Francina Ford Sorabji (née Santya; 1833 — October 24, 1910) was an Indian educator.

==Early life==
Francina Santya was born to a family in southern India, and converted from Hinduism and lived with Christian missionaries as a young girl. She was adopted at age twelve by a British couple, Sir Francis Ford, Baronet, and his wife Cornelia Maria, Lady Ford (née Darling). Her adoptive mother's father was Sir Ralph Darling, the British army officer who became a controversial Governor of New South Wales.

==Career==
Francina Sorabji founded the Victoria High School for girls at Poona, at first in her own home, and later in a separate stone building. The school was co-educational and enrolled all ages from young children to college-aged youth. At its peak Victoria High School counted a student body of 400. Her own daughters were among the first students. She founded two other schools in Poona: one with teaching in Marathi for Hindu children, and one with teaching in Urdu for Muslim children; these were run by her daughters Zuleika, Susie, and Lena. Another daughter, Mary Sorabji, taught at the High School for Indian Girls in Poona. She encouraged her students, and her seven daughters, into high education and professions, including law, medicine, and midwifery.

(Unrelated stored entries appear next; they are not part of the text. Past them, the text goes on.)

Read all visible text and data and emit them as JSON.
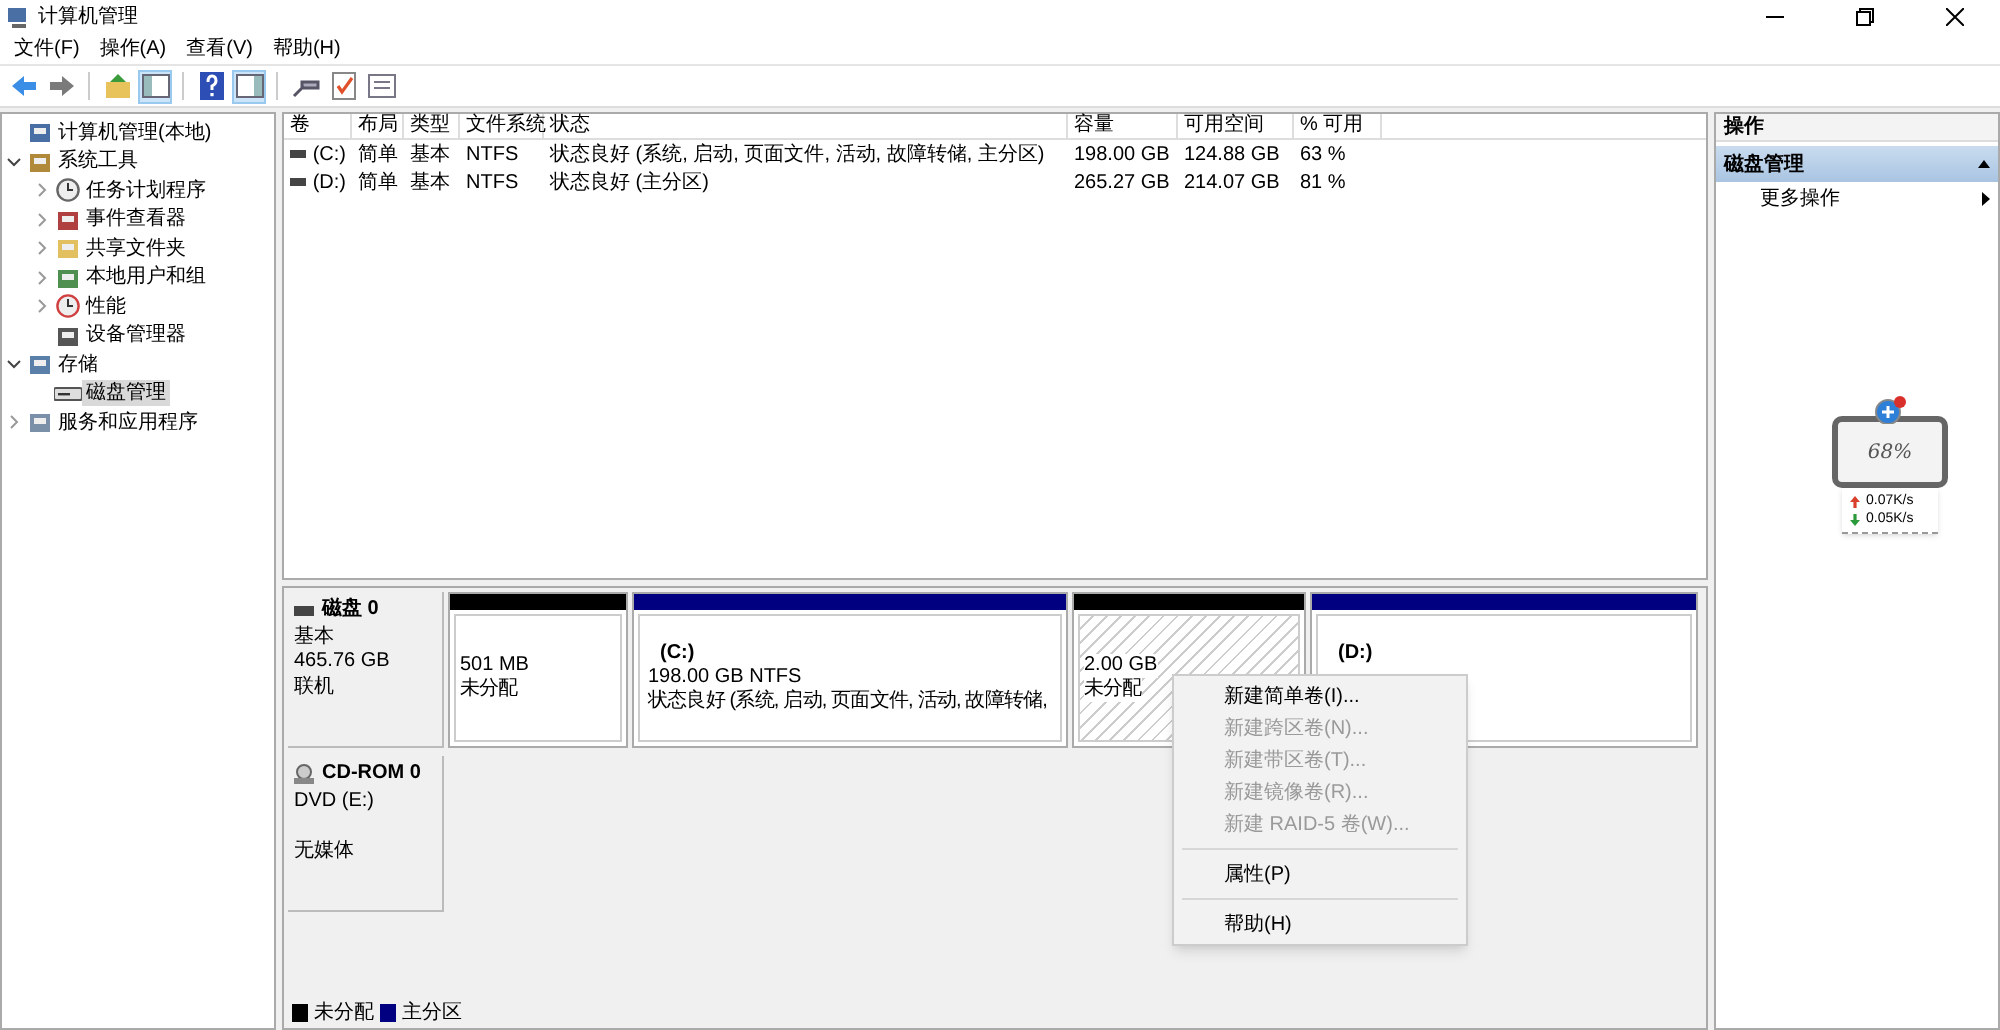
{
  "window": {
    "title": "计算机管理"
  },
  "menu_bar": [
    "文件(F)",
    "操作(A)",
    "查看(V)",
    "帮助(H)"
  ],
  "toolbar": [
    {
      "kind": "back",
      "selected": false
    },
    {
      "kind": "forward",
      "selected": false
    },
    {
      "kind": "separator"
    },
    {
      "kind": "up",
      "selected": false
    },
    {
      "kind": "tree",
      "selected": true
    },
    {
      "kind": "separator"
    },
    {
      "kind": "help",
      "selected": false
    },
    {
      "kind": "pane",
      "selected": true
    },
    {
      "kind": "separator"
    },
    {
      "kind": "connect",
      "selected": false
    },
    {
      "kind": "check",
      "selected": false
    },
    {
      "kind": "list",
      "selected": false
    }
  ],
  "tree": [
    {
      "label": "计算机管理(本地)",
      "selected": false
    },
    {
      "label": "系统工具",
      "expanded": true,
      "selected": false,
      "children": [
        {
          "label": "任务计划程序",
          "expanded": false,
          "selected": false
        },
        {
          "label": "事件查看器",
          "expanded": false,
          "selected": false
        },
        {
          "label": "共享文件夹",
          "expanded": false,
          "selected": false
        },
        {
          "label": "本地用户和组",
          "expanded": false,
          "selected": false
        },
        {
          "label": "性能",
          "expanded": false,
          "selected": false
        },
        {
          "label": "设备管理器",
          "selected": false
        }
      ]
    },
    {
      "label": "存储",
      "expanded": true,
      "selected": false,
      "children": [
        {
          "label": "磁盘管理",
          "selected": true
        }
      ]
    },
    {
      "label": "服务和应用程序",
      "expanded": false,
      "selected": false
    }
  ],
  "volume_table": {
    "columns": [
      "卷",
      "布局",
      "类型",
      "文件系统",
      "状态",
      "容量",
      "可用空间",
      "% 可用"
    ],
    "rows": [
      [
        "(C:)",
        "简单",
        "基本",
        "NTFS",
        "状态良好 (系统, 启动, 页面文件, 活动, 故障转储, 主分区)",
        "198.00 GB",
        "124.88 GB",
        "63 %"
      ],
      [
        "(D:)",
        "简单",
        "基本",
        "NTFS",
        "状态良好 (主分区)",
        "265.27 GB",
        "214.07 GB",
        "81 %"
      ]
    ]
  },
  "disks": [
    {
      "name": "磁盘 0",
      "kind": "disk",
      "line_groups": [
        [
          "基本",
          "465.76 GB",
          "联机"
        ]
      ],
      "partitions": [
        {
          "kind": "unallocated",
          "size": "501 MB",
          "status": "未分配",
          "hatched": false
        },
        {
          "kind": "primary",
          "label": "(C:)",
          "size": "198.00 GB NTFS",
          "status": "状态良好 (系统, 启动, 页面文件, 活动, 故障转储,",
          "hatched": false
        },
        {
          "kind": "unallocated",
          "size": "2.00 GB",
          "status": "未分配",
          "hatched": true
        },
        {
          "kind": "primary",
          "label": "(D:)",
          "hatched": false
        }
      ]
    },
    {
      "name": "CD-ROM 0",
      "kind": "cdrom",
      "line_groups": [
        [
          "DVD (E:)"
        ],
        [
          "无媒体"
        ]
      ]
    }
  ],
  "legend": [
    {
      "label": "未分配",
      "color": "#000000"
    },
    {
      "label": "主分区",
      "color": "#000080"
    }
  ],
  "context_menu": [
    {
      "kind": "item",
      "label": "新建简单卷(I)...",
      "disabled": false
    },
    {
      "kind": "item",
      "label": "新建跨区卷(N)...",
      "disabled": true
    },
    {
      "kind": "item",
      "label": "新建带区卷(T)...",
      "disabled": true
    },
    {
      "kind": "item",
      "label": "新建镜像卷(R)...",
      "disabled": true
    },
    {
      "kind": "item",
      "label": "新建 RAID-5 卷(W)...",
      "disabled": true
    },
    {
      "kind": "separator"
    },
    {
      "kind": "item",
      "label": "属性(P)",
      "disabled": false
    },
    {
      "kind": "separator"
    },
    {
      "kind": "item",
      "label": "帮助(H)",
      "disabled": false
    }
  ],
  "actions": {
    "title": "操作",
    "section": "磁盘管理",
    "items": [
      "更多操作"
    ]
  },
  "speed_widget": {
    "percent": "68%",
    "upload": "0.07K/s",
    "download": "0.05K/s"
  }
}
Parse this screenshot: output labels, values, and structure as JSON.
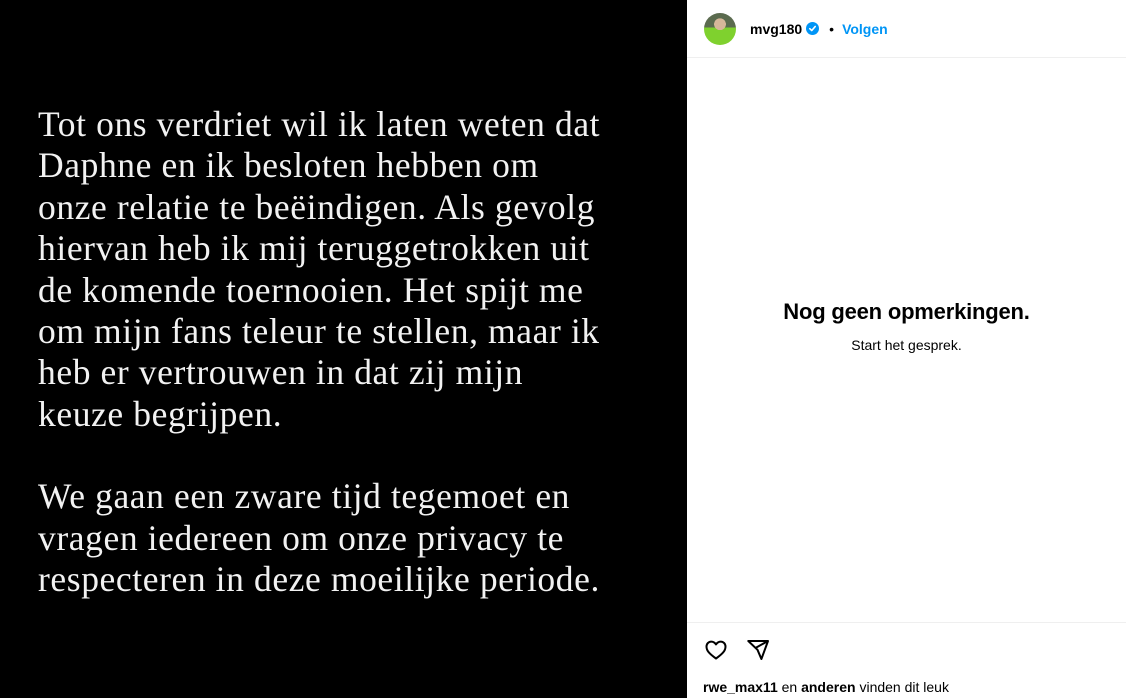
{
  "media": {
    "paragraphs": [
      [
        "Tot ons verdriet wil ik laten weten dat",
        "Daphne en ik besloten hebben om",
        "onze relatie te beëindigen. Als gevolg",
        "hiervan heb ik mij teruggetrokken uit",
        "de komende toernooien. Het spijt me",
        "om mijn fans teleur te stellen, maar ik",
        "heb er vertrouwen in dat zij mijn",
        "keuze begrijpen."
      ],
      [
        "We gaan een zware tijd tegemoet en",
        "vragen iedereen om onze privacy te",
        "respecteren in deze moeilijke periode."
      ]
    ]
  },
  "header": {
    "username": "mvg180",
    "separator": "•",
    "follow_label": "Volgen"
  },
  "comments": {
    "empty_title": "Nog geen opmerkingen.",
    "empty_subtitle": "Start het gesprek."
  },
  "likes": {
    "user": "rwe_max11",
    "connector": "en",
    "others": "anderen",
    "suffix": "vinden dit leuk"
  },
  "colors": {
    "accent": "#0095f6",
    "media_bg": "#000000",
    "media_text": "#f2f2f2",
    "divider": "#efefef"
  },
  "icons": [
    "verified-badge-icon",
    "heart-icon",
    "share-icon"
  ]
}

Francina Sorabji also ran a teacher-training program. She went to England to fundraise for her work in Poona in 1886, and testified before a British commission on education in India. She fostered orphans and welcomed widows and their children into her household. During an outbreak of plague in 1896, she helped to introduce preventive public health and sanitation practices in villages near Poona.

==Personal life==
Francina Ford married Sorabji Karsedji, a Parsi Christian missionary, in 1853. Two of their children died in infancy; their seven surviving children included lawyer Cornelia Sorabji, educator Susie Sorabji, and medical doctor Alice Maude Sorabji Pennell. Francina Ford Sorabji was widowed in 1894, retired to Nashik in 1906, and died in 1910, aged 77 years. Philosopher Sir Richard Sorabji is her grandson.